Menantu dari Wakil Menteri Koordinator Bidang Hukum, HAM, Imigrasi, dan Pemasyarakatan Otto Hasibuan ini juga membantah keras tudingan yang menyebut rombongannya sengaja mengabaikan imbauan pemerintah. Menurutnya, klaim bahwa mereka mengetahui surat edaran namun tetap memaksakan kehendak adalah tidak benar dan termasuk fitnah.
"Namun, adalah tidak benar dan merupakan fitnah kalau ada yang mengatakan kami telah mengetahui mengenai surat edaran tersebut dari sebelumnya seakan-akan kami tetap mengabaikan, apalagi ada tuduhan bahwa kami memaksakan kehendak untuk tetap berangkat,"
Jessica berharap kejadian ini dapat menjadi pelajaran bagi para captain kapal agar lebih terbuka dalam memberikan informasi kepada penumpang demi menjaga keselamatan dan menghindari kesalahpahaman.
KSOP Siap Menindak Kapal yang Melanggar Aturan
Sementara itu, Kepala KSOP Kelas III Labuan Bajo, Stefanus Risdiyanto, menegaskan bahwa pihaknya akan menindak tegas kapal yang membawa rombongan sang artis. Ia menekankan bahwa aturan penutupan pelayaran demi keselamatan nyawa berlaku mutlak tanpa memandang latar belakang penumpang.
"Tidak ada kecuali.
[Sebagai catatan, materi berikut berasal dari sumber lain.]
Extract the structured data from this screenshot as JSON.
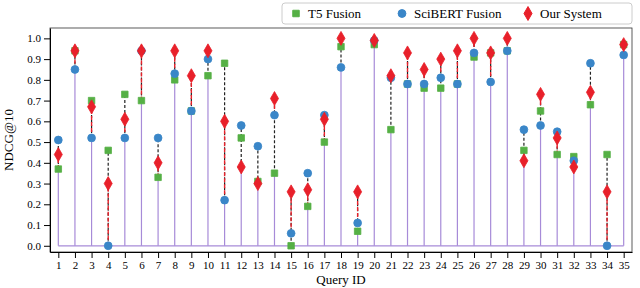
{
  "chart_data": {
    "type": "scatter",
    "x_label": "Query ID",
    "y_label": "NDCG@10",
    "categories": [
      "1",
      "2",
      "3",
      "4",
      "5",
      "6",
      "7",
      "8",
      "9",
      "10",
      "11",
      "12",
      "13",
      "14",
      "15",
      "16",
      "17",
      "18",
      "19",
      "20",
      "21",
      "22",
      "23",
      "24",
      "25",
      "26",
      "27",
      "28",
      "29",
      "30",
      "31",
      "32",
      "33",
      "34",
      "35"
    ],
    "series": [
      {
        "name": "T5 Fusion",
        "color": "#55b045",
        "marker": "square",
        "values": [
          0.37,
          0.94,
          0.7,
          0.46,
          0.73,
          0.7,
          0.33,
          0.8,
          0.65,
          0.82,
          0.88,
          0.52,
          0.31,
          0.35,
          0.0,
          0.19,
          0.5,
          0.96,
          0.07,
          0.97,
          0.56,
          0.78,
          0.76,
          0.76,
          0.78,
          0.91,
          0.93,
          0.94,
          0.46,
          0.65,
          0.44,
          0.43,
          0.68,
          0.44,
          0.97
        ]
      },
      {
        "name": "SciBERT Fusion",
        "color": "#3a86c8",
        "marker": "circle",
        "values": [
          0.51,
          0.85,
          0.52,
          0.0,
          0.52,
          0.94,
          0.52,
          0.83,
          0.65,
          0.9,
          0.22,
          0.58,
          0.48,
          0.63,
          0.06,
          0.35,
          0.63,
          0.86,
          0.11,
          0.99,
          0.81,
          0.78,
          0.78,
          0.81,
          0.78,
          0.93,
          0.79,
          0.94,
          0.56,
          0.58,
          0.55,
          0.41,
          0.88,
          0.0,
          0.92
        ]
      },
      {
        "name": "Our System",
        "color": "#e8202a",
        "marker": "diamond",
        "values": [
          0.44,
          0.94,
          0.67,
          0.3,
          0.61,
          0.94,
          0.4,
          0.94,
          0.82,
          0.94,
          0.6,
          0.38,
          0.3,
          0.71,
          0.26,
          0.27,
          0.61,
          1.0,
          0.26,
          0.99,
          0.82,
          0.93,
          0.85,
          0.9,
          0.94,
          1.0,
          0.93,
          1.0,
          0.41,
          0.73,
          0.52,
          0.38,
          0.74,
          0.26,
          0.97
        ]
      }
    ],
    "ylim": [
      -0.03,
      1.05
    ],
    "yticks": [
      {
        "value": 0,
        "label": "0.0"
      },
      0.1,
      0.2,
      0.3,
      0.4,
      0.5,
      0.6,
      0.7,
      0.8,
      0.9,
      {
        "value": 1,
        "label": "1.0"
      }
    ],
    "legend": "top",
    "grid": false
  }
}
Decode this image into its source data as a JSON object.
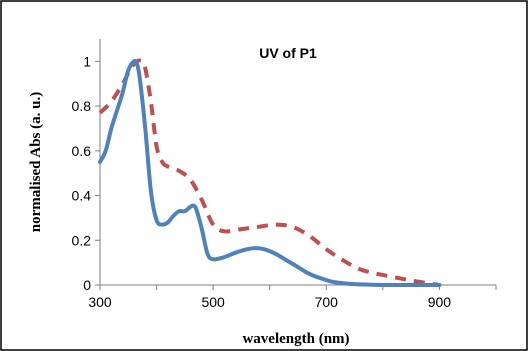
{
  "chart_data": {
    "type": "line",
    "title": "UV of P1",
    "xlabel": "wavelength (nm)",
    "ylabel": "normalised Abs (a. u.)",
    "xlim": [
      300,
      1000
    ],
    "ylim": [
      0,
      1.1
    ],
    "x_ticks": [
      300,
      500,
      700,
      900
    ],
    "x_tick_labels": [
      "300",
      "500",
      "700",
      "900"
    ],
    "y_ticks": [
      0,
      0.2,
      0.4,
      0.6,
      0.8,
      1
    ],
    "y_tick_labels": [
      "0",
      "0.2",
      "0.4",
      "0.6",
      "0.8",
      "1"
    ],
    "grid": false,
    "legend": "none",
    "series": [
      {
        "color": "#4f81bd",
        "style": "solid",
        "x": [
          300,
          310,
          320,
          330,
          340,
          350,
          360,
          365,
          370,
          380,
          390,
          400,
          410,
          420,
          430,
          440,
          450,
          460,
          465,
          470,
          480,
          490,
          500,
          520,
          540,
          560,
          575,
          590,
          610,
          630,
          650,
          670,
          690,
          710,
          730,
          750,
          770,
          800,
          850,
          900
        ],
        "y": [
          0.55,
          0.6,
          0.7,
          0.78,
          0.86,
          0.96,
          1.0,
          0.99,
          0.93,
          0.7,
          0.42,
          0.29,
          0.27,
          0.28,
          0.31,
          0.33,
          0.33,
          0.35,
          0.355,
          0.34,
          0.25,
          0.14,
          0.115,
          0.125,
          0.145,
          0.16,
          0.165,
          0.16,
          0.14,
          0.11,
          0.08,
          0.05,
          0.03,
          0.015,
          0.008,
          0.004,
          0.002,
          0.0,
          0.0,
          0.0
        ]
      },
      {
        "color": "#c0504d",
        "style": "dashed",
        "x": [
          300,
          320,
          340,
          355,
          365,
          375,
          380,
          390,
          400,
          410,
          420,
          440,
          460,
          480,
          500,
          520,
          550,
          580,
          610,
          640,
          670,
          700,
          730,
          760,
          790,
          820,
          850,
          880,
          900
        ],
        "y": [
          0.77,
          0.82,
          0.9,
          0.97,
          1.0,
          1.0,
          0.97,
          0.82,
          0.62,
          0.55,
          0.53,
          0.51,
          0.47,
          0.38,
          0.27,
          0.24,
          0.25,
          0.26,
          0.27,
          0.26,
          0.22,
          0.16,
          0.11,
          0.07,
          0.05,
          0.035,
          0.02,
          0.008,
          0.0
        ]
      }
    ]
  }
}
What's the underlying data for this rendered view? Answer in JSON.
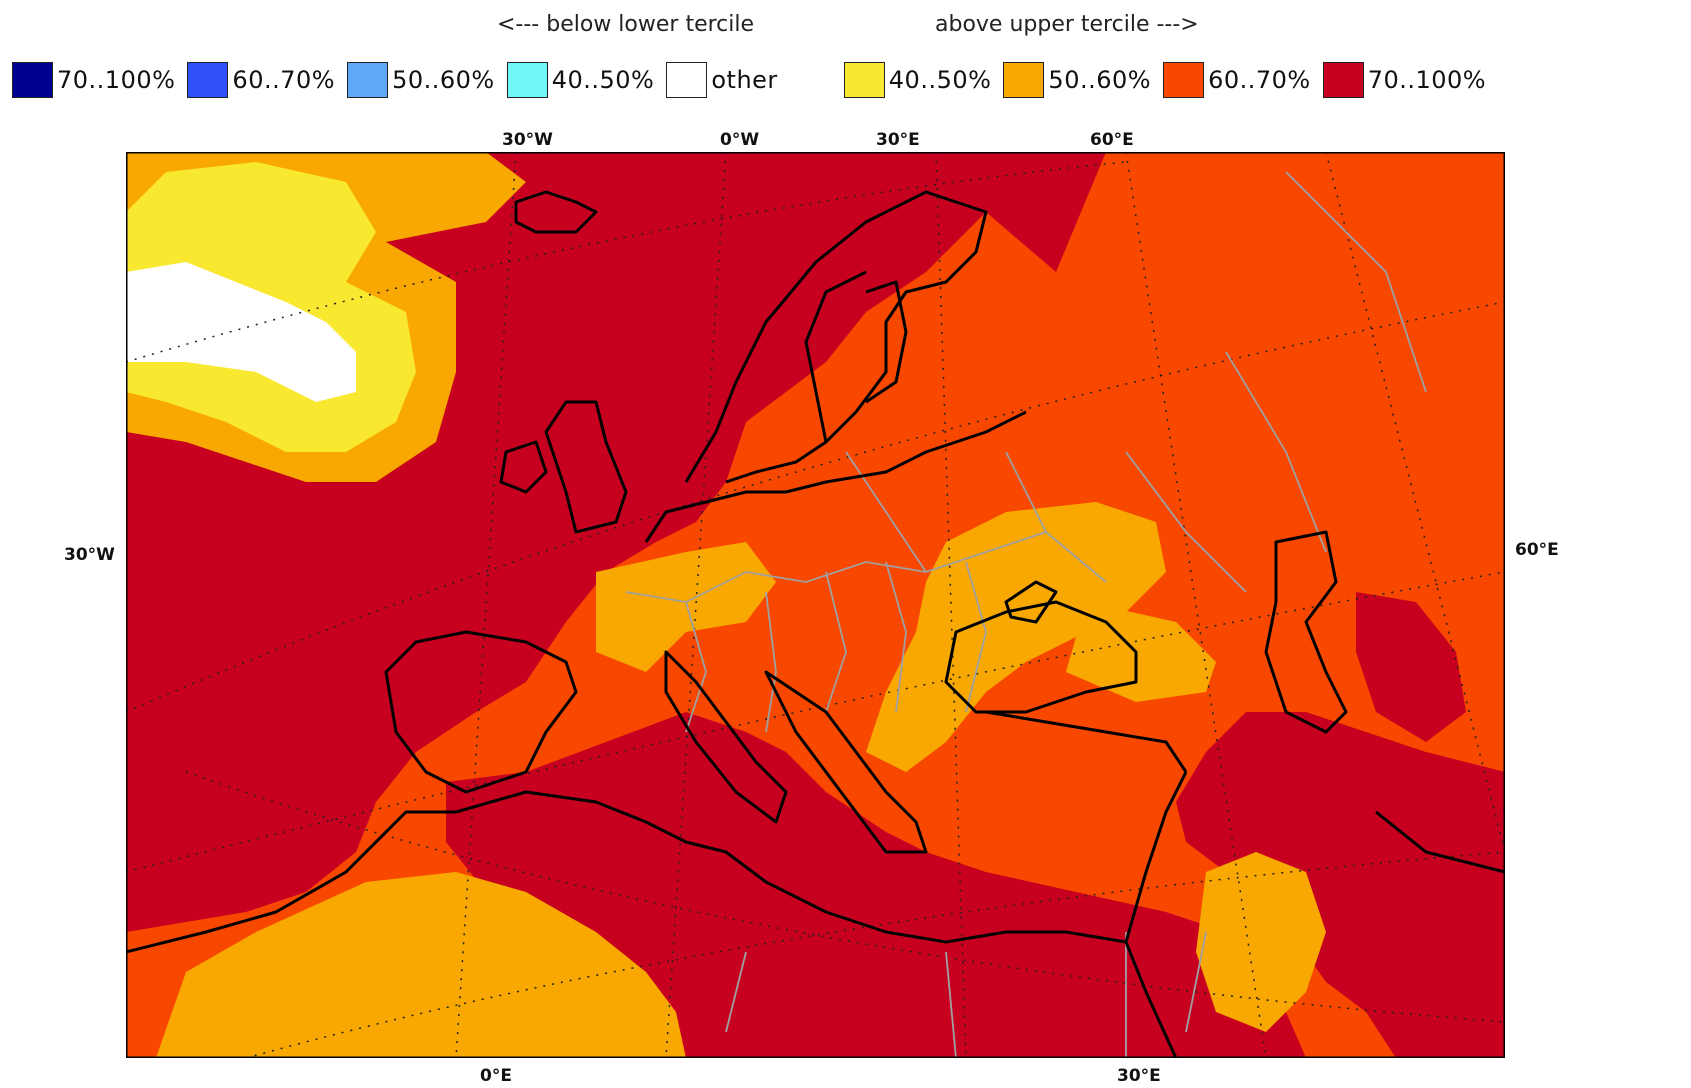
{
  "legend": {
    "below_header": "<--- below lower tercile",
    "above_header": "above upper tercile --->",
    "below": [
      {
        "label": "70..100%",
        "color": "#000090"
      },
      {
        "label": "60..70%",
        "color": "#3050f8"
      },
      {
        "label": "50..60%",
        "color": "#60a8f8"
      },
      {
        "label": "40..50%",
        "color": "#70f8f8"
      }
    ],
    "other": {
      "label": "other",
      "color": "#ffffff"
    },
    "above": [
      {
        "label": "40..50%",
        "color": "#f8e830"
      },
      {
        "label": "50..60%",
        "color": "#f8a800"
      },
      {
        "label": "60..70%",
        "color": "#f84800"
      },
      {
        "label": "70..100%",
        "color": "#c80020"
      }
    ]
  },
  "map": {
    "top_labels": [
      "30°W",
      "0°W",
      "30°E",
      "60°E"
    ],
    "bottom_labels": [
      "0°E",
      "30°E"
    ],
    "left_label": "30°W",
    "right_label": "60°E"
  }
}
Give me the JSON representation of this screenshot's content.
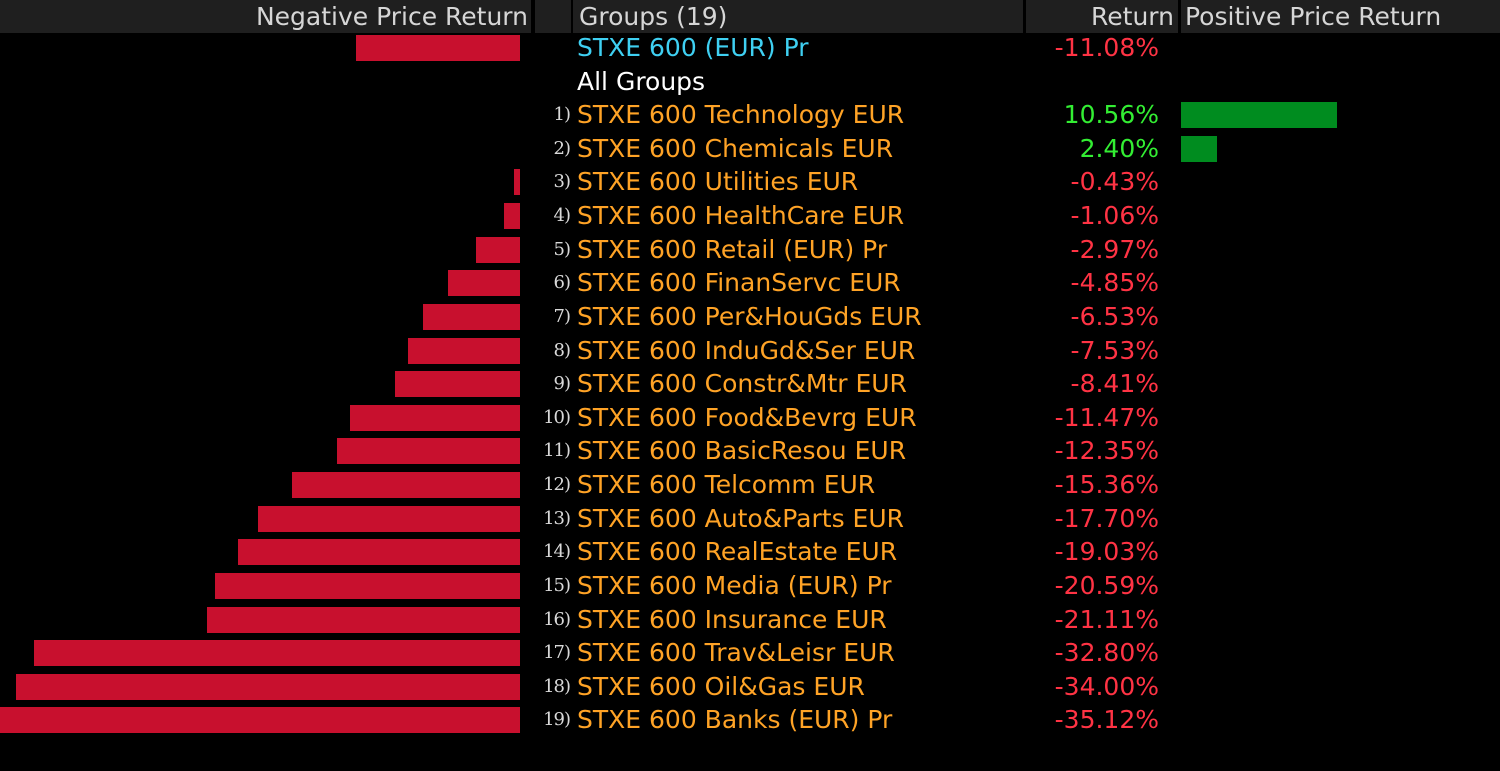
{
  "header": {
    "negative_label": "Negative Price Return",
    "groups_label": "Groups (19)",
    "return_label": "Return",
    "positive_label": "Positive Price Return"
  },
  "colors": {
    "negative_bar": "#c8102e",
    "positive_bar": "#008c1f",
    "negative_text": "#ff3344",
    "positive_text": "#33ee33",
    "group_name": "#ffa326",
    "benchmark_name": "#3fd0f2",
    "header_bg": "#1f1f1f"
  },
  "benchmark": {
    "name": "STXE 600 (EUR) Pr",
    "return_text": "-11.08%",
    "return_value": -11.08
  },
  "all_groups_label": "All Groups",
  "groups": [
    {
      "num": "1)",
      "name": "STXE 600 Technology EUR",
      "return_text": "10.56%",
      "return_value": 10.56
    },
    {
      "num": "2)",
      "name": "STXE 600 Chemicals EUR",
      "return_text": "2.40%",
      "return_value": 2.4
    },
    {
      "num": "3)",
      "name": "STXE 600 Utilities EUR",
      "return_text": "-0.43%",
      "return_value": -0.43
    },
    {
      "num": "4)",
      "name": "STXE 600 HealthCare EUR",
      "return_text": "-1.06%",
      "return_value": -1.06
    },
    {
      "num": "5)",
      "name": "STXE 600 Retail (EUR) Pr",
      "return_text": "-2.97%",
      "return_value": -2.97
    },
    {
      "num": "6)",
      "name": "STXE 600 FinanServc EUR",
      "return_text": "-4.85%",
      "return_value": -4.85
    },
    {
      "num": "7)",
      "name": "STXE 600 Per&HouGds EUR",
      "return_text": "-6.53%",
      "return_value": -6.53
    },
    {
      "num": "8)",
      "name": "STXE 600 InduGd&Ser EUR",
      "return_text": "-7.53%",
      "return_value": -7.53
    },
    {
      "num": "9)",
      "name": "STXE 600 Constr&Mtr EUR",
      "return_text": "-8.41%",
      "return_value": -8.41
    },
    {
      "num": "10)",
      "name": "STXE 600 Food&Bevrg EUR",
      "return_text": "-11.47%",
      "return_value": -11.47
    },
    {
      "num": "11)",
      "name": "STXE 600 BasicResou EUR",
      "return_text": "-12.35%",
      "return_value": -12.35
    },
    {
      "num": "12)",
      "name": "STXE 600 Telcomm EUR",
      "return_text": "-15.36%",
      "return_value": -15.36
    },
    {
      "num": "13)",
      "name": "STXE 600 Auto&Parts EUR",
      "return_text": "-17.70%",
      "return_value": -17.7
    },
    {
      "num": "14)",
      "name": "STXE 600 RealEstate EUR",
      "return_text": "-19.03%",
      "return_value": -19.03
    },
    {
      "num": "15)",
      "name": "STXE 600 Media (EUR) Pr",
      "return_text": "-20.59%",
      "return_value": -20.59
    },
    {
      "num": "16)",
      "name": "STXE 600 Insurance EUR",
      "return_text": "-21.11%",
      "return_value": -21.11
    },
    {
      "num": "17)",
      "name": "STXE 600 Trav&Leisr EUR",
      "return_text": "-32.80%",
      "return_value": -32.8
    },
    {
      "num": "18)",
      "name": "STXE 600 Oil&Gas EUR",
      "return_text": "-34.00%",
      "return_value": -34.0
    },
    {
      "num": "19)",
      "name": "STXE 600 Banks (EUR) Pr",
      "return_text": "-35.12%",
      "return_value": -35.12
    }
  ]
}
Pelanggaran ini serius dan kami akan menjatuhkan sanksi sesuai aturan yang berlaku,"
Berdasarkan Maklumat Pelayaran nomor 02/MP-VIII/2026 yang dikeluarkan KSOP, penutupan rute Padar dan Komodo berlaku selama periode 7-10 Agustus merujuk pada analisis cuaca dari BMKG. Dalam laporan tersebut, kecepatan angin diperkirakan mencapai 26 knot dengan potensi gelombang tinggi sebesar 2,6 meter. Akibatnya, izin berlayar kapal wisata saat itu hanya dibatasi hingga ke Pulau Rinca.
Related Reading
Frequently Asked Questions
What is Jessica Mila?Jessica Mila is the main topic of this guide. The article explains the context, practical details, and next steps readers should understand.
Why does Jessica Mila matter?Jessica Mila matters because readers are looking for a useful answer, not just a short summary. Good content should match search intent and help them decide what to do next.